Residual Connections Harm Generative Representation Learning¶
Conference: CVPR2026
arXiv: 2404.10947
Code: https://github.com/xiao7199/decayed_Identity_shortcuts
Area: Self-Supervised / Representation Learning / Diffusion Models
Keywords: Residual Connections, Decayed Identity Shortcuts, Masked Autoencoders, Feature Abstraction, Effective Rank
TL;DR¶
The authors discover that the "identity shortcut" in residual connections injects shallow high-frequency details directly into deep layers, suppressing semantic abstraction. They propose Decayed Identity Shortcuts—an architectural modification where the weight of the identity shortcut decays monotonically with layer depth. With only one additional hyperparameter \(\alpha_{\min}\) and zero extra parameters, this method improves the KNN accuracy of MAE on ImageNet-1K from 27.4% to 63.9% and linear probing from 67.8% to 72.7%, while also enhancing the generation quality of diffusion models.
Background & Motivation¶
Background: Residual connections (the identity shortcut \(x_{l+1}=x_l+f_{\theta_l}(x_l)\) in ResNet) are standard components in almost all modern deep networks, from CNNs to Transformers. They were originally designed to solve gradient vanishing, providing a bypass for lossless gradient backpropagation in networks deeper than 20 layers.
Limitations of Prior Work: Residual connections were designed for "trainability" in the era of supervised classification. However, deep learning has shifted toward self-supervised and generative representation learning (e.g., MAE, diffusion models). In these paradigms, the goal is for bottleneck layers to produce highly abstract semantic features. Yet, the identity shortcut has an overlooked side effect: it adds the input of every layer (containing significant low-level, high-frequency pixel details) directly to the output. This effectively injects "echoes" of shallow representations into deep layers, making it difficult for the network to achieve true abstraction. Consequently, in models like MAE trained on pixel reconstruction, bottleneck features exhibit poor discriminative power (KNN is only 27.4%).
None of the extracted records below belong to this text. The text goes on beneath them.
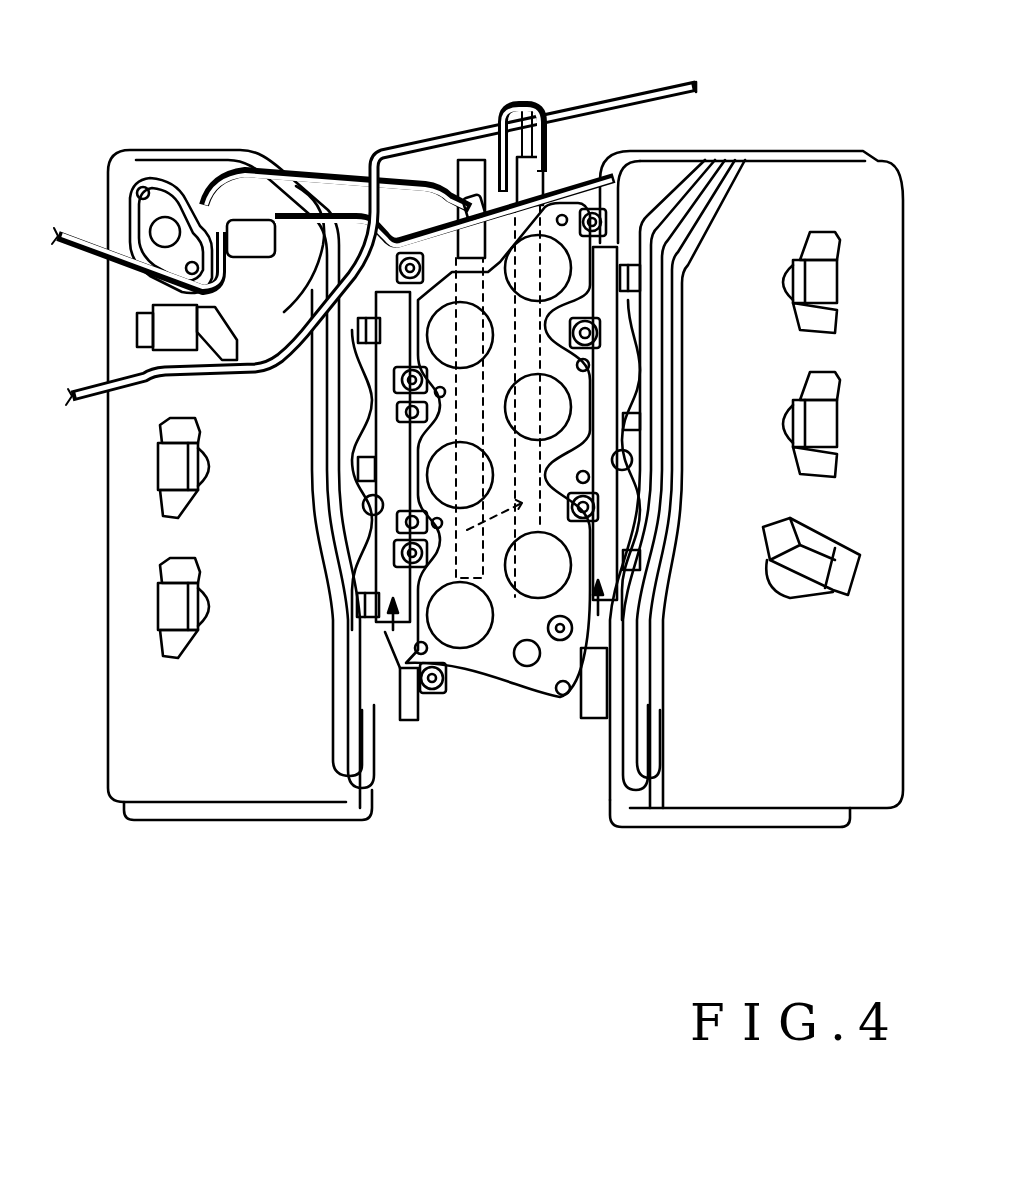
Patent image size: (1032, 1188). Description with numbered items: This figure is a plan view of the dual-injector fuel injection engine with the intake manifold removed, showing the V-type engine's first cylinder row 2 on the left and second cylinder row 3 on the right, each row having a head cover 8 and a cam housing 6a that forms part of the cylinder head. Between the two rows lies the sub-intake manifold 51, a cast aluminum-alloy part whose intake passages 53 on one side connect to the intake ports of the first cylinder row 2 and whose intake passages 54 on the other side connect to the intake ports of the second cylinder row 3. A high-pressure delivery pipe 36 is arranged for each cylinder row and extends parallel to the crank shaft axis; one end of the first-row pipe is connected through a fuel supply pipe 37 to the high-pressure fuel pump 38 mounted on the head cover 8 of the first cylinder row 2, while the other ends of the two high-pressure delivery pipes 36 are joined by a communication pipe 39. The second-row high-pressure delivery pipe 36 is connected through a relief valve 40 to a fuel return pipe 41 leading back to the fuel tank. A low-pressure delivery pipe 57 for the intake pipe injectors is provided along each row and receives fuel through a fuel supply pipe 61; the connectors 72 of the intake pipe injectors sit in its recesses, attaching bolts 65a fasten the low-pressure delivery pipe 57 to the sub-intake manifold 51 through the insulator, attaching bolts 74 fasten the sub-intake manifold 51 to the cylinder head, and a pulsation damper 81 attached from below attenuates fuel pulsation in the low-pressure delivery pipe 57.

The first cylinder row 2 is at (173, 828).
The second cylinder row 3 is at (809, 850).
The head cover 8 is at (225, 772).
The cam housing 6a is at (392, 668).
The high-pressure delivery pipe 36 is at (470, 158).
The fuel supply pipe 37 is at (297, 168).
The high-pressure fuel pump 38 is at (148, 175).
The communication pipe 39 is at (492, 582).
The relief valve 40 is at (495, 178).
The fuel return pipe 41 is at (430, 139).
The sub-intake manifold 51 is at (513, 672).
The intake passages 53 is at (473, 351).
The intake passages 54 is at (551, 284).
The low-pressure delivery pipe 57 is at (370, 700).
The fuel supply pipe 61 is at (647, 88).
The attaching bolt 65a is at (400, 382).
The connectors 72 is at (358, 330).
The attaching bolt 74 is at (410, 258).
The pulsation damper 81 is at (363, 507).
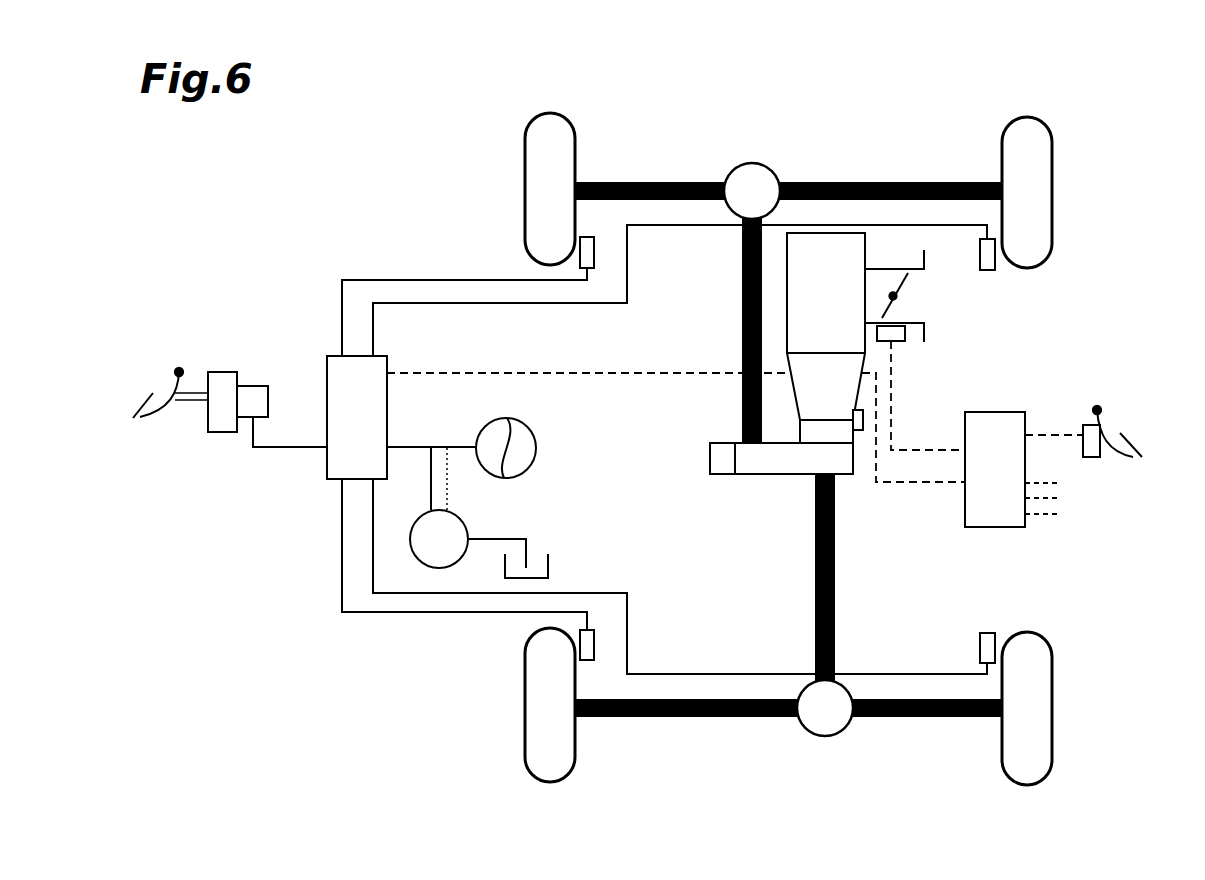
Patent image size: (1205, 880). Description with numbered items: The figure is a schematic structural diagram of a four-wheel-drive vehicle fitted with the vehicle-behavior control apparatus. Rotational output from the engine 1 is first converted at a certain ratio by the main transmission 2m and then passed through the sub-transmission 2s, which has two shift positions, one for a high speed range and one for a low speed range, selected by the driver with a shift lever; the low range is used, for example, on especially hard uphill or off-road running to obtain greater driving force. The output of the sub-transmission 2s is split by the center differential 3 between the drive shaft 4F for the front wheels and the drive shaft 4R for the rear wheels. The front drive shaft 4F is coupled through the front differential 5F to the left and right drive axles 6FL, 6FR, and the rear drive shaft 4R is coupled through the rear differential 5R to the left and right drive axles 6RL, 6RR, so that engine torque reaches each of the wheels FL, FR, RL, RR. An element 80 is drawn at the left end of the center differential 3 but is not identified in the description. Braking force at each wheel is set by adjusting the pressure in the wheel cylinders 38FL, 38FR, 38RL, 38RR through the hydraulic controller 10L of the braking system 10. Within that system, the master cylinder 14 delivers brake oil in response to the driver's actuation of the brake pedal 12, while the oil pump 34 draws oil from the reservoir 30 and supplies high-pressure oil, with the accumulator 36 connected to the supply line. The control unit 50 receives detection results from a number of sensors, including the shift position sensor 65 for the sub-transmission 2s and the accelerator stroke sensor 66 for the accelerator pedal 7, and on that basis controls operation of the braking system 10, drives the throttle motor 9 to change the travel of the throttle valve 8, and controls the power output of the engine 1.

The engine 1 is at (787, 271).
The main transmission 2m is at (795, 393).
The sub-transmission 2s is at (800, 435).
The center differential 3 is at (748, 474).
The drive shaft for the front wheels 4F is at (742, 302).
The drive shaft for the rear wheels 4R is at (835, 575).
The front differential 5F is at (750, 163).
The rear differential 5R is at (828, 737).
The front left drive axle 6FL is at (663, 182).
The front right drive axle 6FR is at (879, 182).
The rear left drive axle 6RL is at (681, 718).
The rear right drive axle 6RR is at (931, 719).
The accelerator pedal 7 is at (1132, 444).
The throttle valve 8 is at (905, 286).
The throttle motor 9 is at (910, 342).
The braking system 10 is at (307, 290).
The hydraulic controller 10L is at (386, 356).
The brake pedal 12 is at (157, 420).
The master cylinder 14 is at (227, 372).
The reservoir 30 is at (551, 563).
The oil pump 34 is at (419, 516).
The accumulator 36 is at (536, 433).
The front left wheel cylinder 38FL is at (587, 237).
The front right wheel cylinder 38FR is at (987, 270).
The rear left wheel cylinder 38RL is at (587, 660).
The rear right wheel cylinder 38RR is at (987, 633).
The control unit 50 is at (993, 412).
The shift position sensor 65 is at (863, 425).
The accelerator stroke sensor 66 is at (1077, 424).
The center differential clutch 80 is at (712, 456).
The front left wheel FL is at (552, 113).
The front right wheel FR is at (1027, 117).
The rear left wheel RL is at (548, 782).
The rear right wheel RR is at (1027, 785).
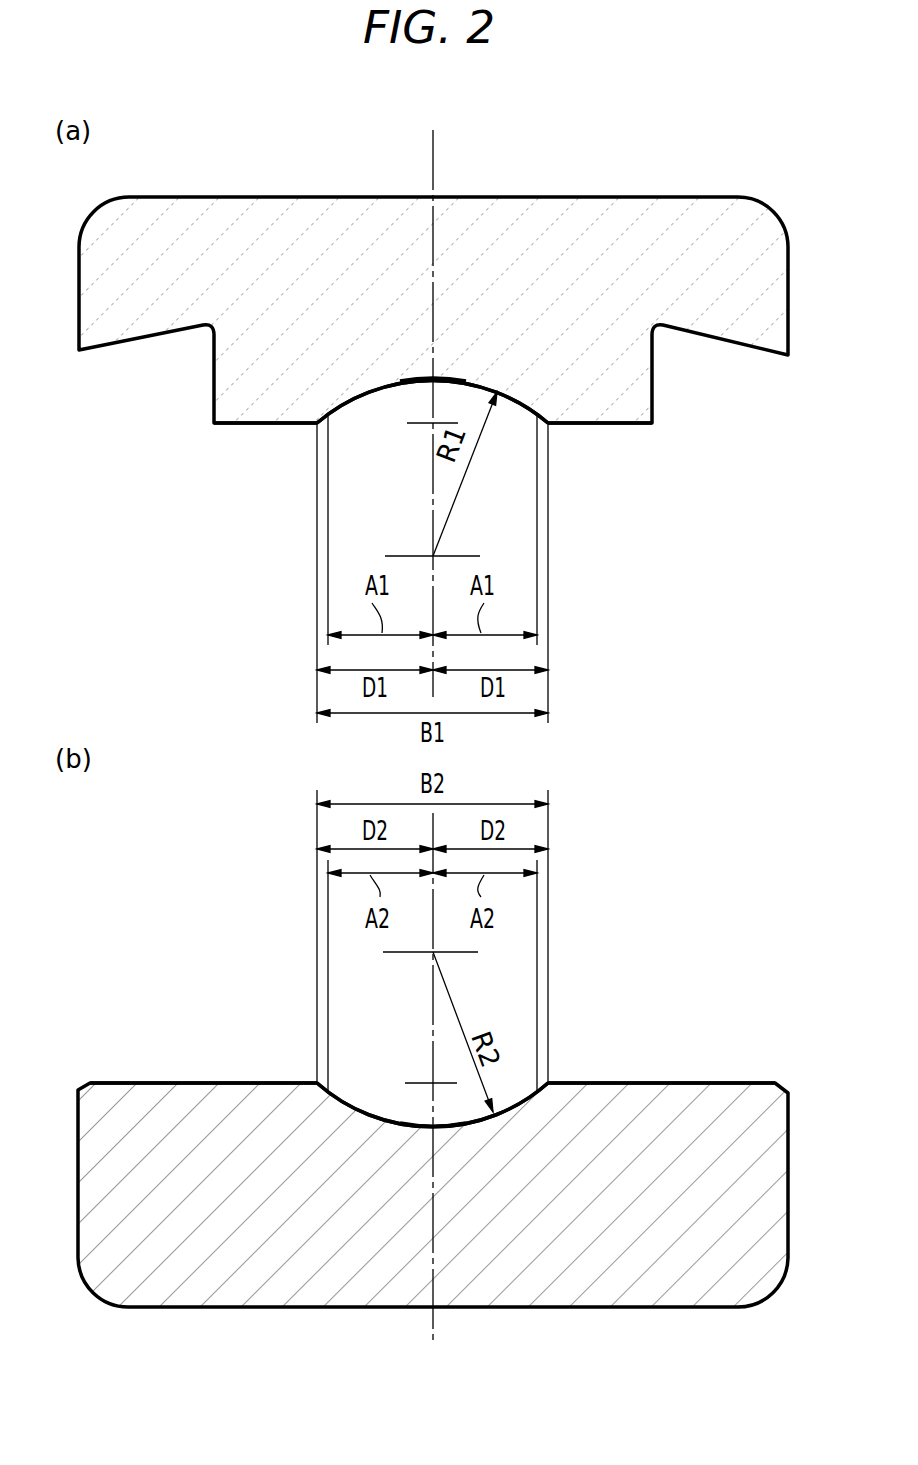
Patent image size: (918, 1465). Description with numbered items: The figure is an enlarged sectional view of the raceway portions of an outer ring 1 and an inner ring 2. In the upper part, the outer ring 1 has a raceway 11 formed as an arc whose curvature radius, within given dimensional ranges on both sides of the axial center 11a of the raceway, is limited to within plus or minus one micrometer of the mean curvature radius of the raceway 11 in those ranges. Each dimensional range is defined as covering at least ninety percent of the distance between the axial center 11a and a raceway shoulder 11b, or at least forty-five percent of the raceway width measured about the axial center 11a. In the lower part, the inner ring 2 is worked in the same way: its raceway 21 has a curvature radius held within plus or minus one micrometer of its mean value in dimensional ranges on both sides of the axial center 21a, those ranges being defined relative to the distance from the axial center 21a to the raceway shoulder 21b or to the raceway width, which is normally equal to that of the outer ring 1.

The outer ring 1 is at (604, 212).
The raceway 11 is at (376, 393).
The axial center 11a is at (430, 423).
The raceway shoulder 11b is at (317, 423).
The inner ring 2 is at (683, 1108).
The raceway 21 is at (360, 1108).
The axial center 21a is at (430, 1083).
The raceway shoulder 21b is at (315, 1083).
Key Challenge: Residual connections simultaneously serve two conflicting roles—facilitating gradient propagation (requiring the preservation of the identity path) and hindering feature abstraction (by forcing details into the depths). A structural trade-off exists between trainability and abstraction, and standard residuals heavily favor the former.
Key Insight: The authors draw on observations by Huh et al., noting that pure feedforward layers induce low-rank, abstract solutions, whereas residual block features tend toward higher rank. If a network could maintain residuals in shallow layers (preserving trainability) while smoothly transitioning to feedforward-like structures in deep layers (encouraging abstraction and rank reduction), it might achieve the best of both worlds.
Core Idea: Instead of removing shortcuts, the weight of the identity shortcut \(\alpha_l\) should monotonically decay from 1 to a minimum value \(\alpha_{\min}\) as depth increases. This achieves a smooth transition from "residual-like shallow layers" to "feedforward-like deep layers" using a fixed, data-independent formula that requires no learning.
Method¶
Overall Architecture¶
The implementation involves a single-line formula change: replacing the standard residual \(x_{l+1}=x_l+f_{\theta_l}(x_l)\) with a version where the shortcut is multiplied by a depth-dependent decay coefficient \(\alpha_l\). To make this change effective in MAE and diffusion models, the authors introduce two supporting designs: an encoder-decoder long-range skip connection to bypass pixel details from shallow layers to the decoder (allowing the bottleneck to focus on abstraction) and residual zero-initialization to stabilize training under small \(\alpha_{\min}\). The system introduces no learnable parameters and only one hyperparameter, \(\alpha_{\min}\).
In MAE, the decayed shortcut is applied only to the encoder's MLP and attention blocks. In diffusion models, the decay is applied throughout, ending at the last decoder layer.
Key Designs¶
1. Decayed Identity Shortcuts + Linear Decay Schedule (Mechanism: Smooth transition from residual to feedforward)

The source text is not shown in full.